Wlodek Krakowski

Włodek Krakowski is a team leader and independent technical trainer. Also a developer if the time allows. His main interest is taking care of delivering valued software from different perspectives. These are how people take care of quality of code, how people work together towards providing business value, how people help to grow each other and how people are managed. Currently he works as IT Team Leader in Kraków, Poland and delivers technical / refactoring trainings at www.refactoring.pl.

Poker Hands – Refactoring into Chain of Responsibility

Day 3 - 12th Dec 14:00-15:50 Hall 8.2 (Master Class 2) Advanced

Poker Hands are are put into sequential order and the player who holds the highest one wins. Let’s make fun of it then and perform some refactoring of code that identifies what poker figure given player holds. We will transform a set of nested if-else statements into a nice chain of responsibility classes (Straight Flush, Four of a Kind, Full House, …) . This way the chain of classes put into sequential order will figure out the score given player holds. Proxy design patterns will come into the picture as well. All I can promise during this refactoring workshop is definitely no bluffing – just pure focus on code transformations. BTW : Did you know that real poker players are bluffing very rarely…? Prerequisite : become acquainted with poker rules if you haven’t played it so far, as business perspective and understanding existing code is the initial step for any refactoring. And don’t forget to install IntelliJ IDE – our master refactoring tool!

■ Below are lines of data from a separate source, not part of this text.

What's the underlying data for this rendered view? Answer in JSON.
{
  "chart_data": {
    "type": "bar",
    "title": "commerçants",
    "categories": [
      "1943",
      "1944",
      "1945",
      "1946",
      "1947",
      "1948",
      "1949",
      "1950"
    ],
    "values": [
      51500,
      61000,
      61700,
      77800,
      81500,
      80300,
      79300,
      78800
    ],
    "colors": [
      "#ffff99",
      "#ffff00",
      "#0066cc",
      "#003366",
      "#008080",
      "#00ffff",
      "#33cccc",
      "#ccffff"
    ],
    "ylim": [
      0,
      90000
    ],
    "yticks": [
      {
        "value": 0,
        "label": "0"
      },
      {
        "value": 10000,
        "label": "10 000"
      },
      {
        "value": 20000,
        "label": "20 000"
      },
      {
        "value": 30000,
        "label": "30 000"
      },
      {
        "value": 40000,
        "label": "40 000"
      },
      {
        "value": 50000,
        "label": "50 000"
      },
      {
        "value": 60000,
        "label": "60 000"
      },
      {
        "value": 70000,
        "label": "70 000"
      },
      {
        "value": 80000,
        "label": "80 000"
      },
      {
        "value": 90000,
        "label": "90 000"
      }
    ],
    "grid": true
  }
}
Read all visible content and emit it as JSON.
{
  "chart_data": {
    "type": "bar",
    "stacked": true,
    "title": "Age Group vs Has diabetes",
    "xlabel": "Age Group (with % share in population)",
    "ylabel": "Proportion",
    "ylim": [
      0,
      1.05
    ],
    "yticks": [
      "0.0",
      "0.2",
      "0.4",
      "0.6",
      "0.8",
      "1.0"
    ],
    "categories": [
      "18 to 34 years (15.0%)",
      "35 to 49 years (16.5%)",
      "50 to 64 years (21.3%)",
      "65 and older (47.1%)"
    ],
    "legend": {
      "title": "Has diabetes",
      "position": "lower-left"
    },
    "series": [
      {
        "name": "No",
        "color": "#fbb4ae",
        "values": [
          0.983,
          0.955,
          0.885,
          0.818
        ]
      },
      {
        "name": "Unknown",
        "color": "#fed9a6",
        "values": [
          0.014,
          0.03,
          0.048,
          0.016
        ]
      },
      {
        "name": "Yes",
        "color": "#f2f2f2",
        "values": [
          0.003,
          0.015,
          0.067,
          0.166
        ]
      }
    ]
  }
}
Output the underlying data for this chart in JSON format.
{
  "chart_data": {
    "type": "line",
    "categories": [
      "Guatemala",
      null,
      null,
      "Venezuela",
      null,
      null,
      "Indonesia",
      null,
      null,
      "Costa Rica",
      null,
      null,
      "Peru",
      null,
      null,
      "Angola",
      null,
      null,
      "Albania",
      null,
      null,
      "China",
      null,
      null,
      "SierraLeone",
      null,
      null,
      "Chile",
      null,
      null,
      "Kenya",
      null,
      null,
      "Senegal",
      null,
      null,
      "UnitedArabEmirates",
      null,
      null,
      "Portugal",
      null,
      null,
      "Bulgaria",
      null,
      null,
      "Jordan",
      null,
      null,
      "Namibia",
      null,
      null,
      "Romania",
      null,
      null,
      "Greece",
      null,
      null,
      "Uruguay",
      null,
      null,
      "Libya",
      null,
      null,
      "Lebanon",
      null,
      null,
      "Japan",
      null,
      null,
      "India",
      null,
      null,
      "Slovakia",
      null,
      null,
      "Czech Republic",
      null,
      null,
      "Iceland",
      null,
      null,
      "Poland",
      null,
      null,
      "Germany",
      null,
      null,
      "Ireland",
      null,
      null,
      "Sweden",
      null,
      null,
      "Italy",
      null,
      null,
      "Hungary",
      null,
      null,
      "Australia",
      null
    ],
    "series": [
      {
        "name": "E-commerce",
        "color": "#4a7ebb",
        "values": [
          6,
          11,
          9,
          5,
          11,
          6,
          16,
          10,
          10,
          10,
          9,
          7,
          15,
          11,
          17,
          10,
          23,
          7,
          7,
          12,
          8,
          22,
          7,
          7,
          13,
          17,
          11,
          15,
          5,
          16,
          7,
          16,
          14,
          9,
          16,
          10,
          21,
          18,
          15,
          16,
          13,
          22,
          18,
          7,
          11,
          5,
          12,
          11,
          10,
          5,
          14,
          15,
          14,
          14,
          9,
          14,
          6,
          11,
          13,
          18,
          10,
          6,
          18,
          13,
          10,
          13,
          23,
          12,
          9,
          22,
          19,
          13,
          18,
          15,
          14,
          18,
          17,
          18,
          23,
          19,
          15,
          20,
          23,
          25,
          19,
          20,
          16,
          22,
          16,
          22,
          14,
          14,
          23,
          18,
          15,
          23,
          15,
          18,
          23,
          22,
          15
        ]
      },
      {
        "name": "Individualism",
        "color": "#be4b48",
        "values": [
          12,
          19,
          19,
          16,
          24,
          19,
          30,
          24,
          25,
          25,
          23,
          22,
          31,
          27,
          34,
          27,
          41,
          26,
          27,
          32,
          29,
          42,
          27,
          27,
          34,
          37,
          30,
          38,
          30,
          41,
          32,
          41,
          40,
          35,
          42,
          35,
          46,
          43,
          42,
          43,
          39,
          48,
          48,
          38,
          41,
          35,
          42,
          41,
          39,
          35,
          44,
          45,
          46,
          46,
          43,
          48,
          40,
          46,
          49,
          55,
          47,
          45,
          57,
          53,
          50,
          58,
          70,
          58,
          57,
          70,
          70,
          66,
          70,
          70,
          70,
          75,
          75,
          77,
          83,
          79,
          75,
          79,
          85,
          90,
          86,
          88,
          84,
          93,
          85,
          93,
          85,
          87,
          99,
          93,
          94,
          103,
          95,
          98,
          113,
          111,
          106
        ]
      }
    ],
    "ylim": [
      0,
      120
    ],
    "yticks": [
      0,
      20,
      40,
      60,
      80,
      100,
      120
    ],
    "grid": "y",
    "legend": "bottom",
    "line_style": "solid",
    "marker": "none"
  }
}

Please download the following sources prior to attending the Master Class: https://github.com/wlodekkr/chain-of-responsibility

Pyramid of Refactoring

Day 2 – 11th Dec 11:30-12:20 Hall 3.1 #J2D Advanced Advanced

Everyone has heard about test pyramid… and refactoring pyramid is its twin. Using Pyramid of testing we can set up the tests coverage of the existing functionality reaching given level (UI, modules, packages, classes, methods). This allows us to have a look at corresponding pyramid of refactoring and figure out what kind of refactorings can be performed safely. We start from the bottom of refactoring pyramid (simpler conditions, smaller methods) and climb up towards the highest level that is covered by tests.